Ее взгляд скользил по всем нам, не задерживаясь ни на ком. Словно муха, которых здесь — инжир, инжир, Владимир, пояснил невесть откуда взявшийся и запропастившийся вновь Жан-Поль — вилось множество. Почему-то, меня это не раздражало. Может, все дело в том, что это естественного вида мухи — не жирные зеленые монстры, обитающие на помойках, — а безобидные легкие насекомые, приятного даже в чем-то вида… Они бегали по столу и вовсе не назойливо перелетали с одной тарелки на другую. Все дело в том, понял я, что это мухи-вегетарианки, мухи, питающиеся соком ежевики и слезами ореховых деревьев, ароматом лаванды и шалфея. От всех мясоедов несет дерьмом, и все вегетарианцы пахнут травами. Я осторожно принюхался к своему плечу — насколько это возможно на людях, делая вид, что ничего не происходит, — и решил бросить есть мясо. Ева с аппетитом намазала маслом кусок хлеба и оставила на его желтоватой поверхности отпечаток зубов. Я подумал, что, если нас вдруг постигнет внезапно всемирная катастрофа — может быть, не замеченный учеными вулкан в Пиренеях или гигантское суперцунуами со Средиземного моря, — то этот окаменевший от соли или пепла бутерброд может оказаться в музее будущего. По отпечатку зубов Евы будут изучать строение наших челюстей. Или, пожалуй, я бы залил янтарем этот хлеб. Заодно с ним и Еву. А еще мог бы пол…

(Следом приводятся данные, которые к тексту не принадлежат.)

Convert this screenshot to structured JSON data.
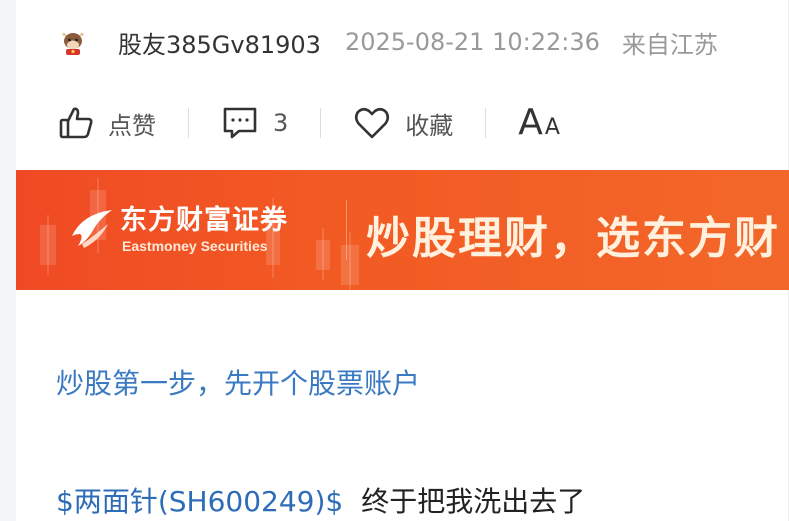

— А она тебе нравится, — толкнула меня в бок довольная Кристина и улыбнулась.
Она сделала это так естественно, что я не разозлился.
— Это так видно? — спросил я.
— Еще как, — сказала Кристина, чей взгляд уже блуждал по лицу ее романтического вампира, потешавшего детей Жан-Поля какими-то фокусами с бумажками.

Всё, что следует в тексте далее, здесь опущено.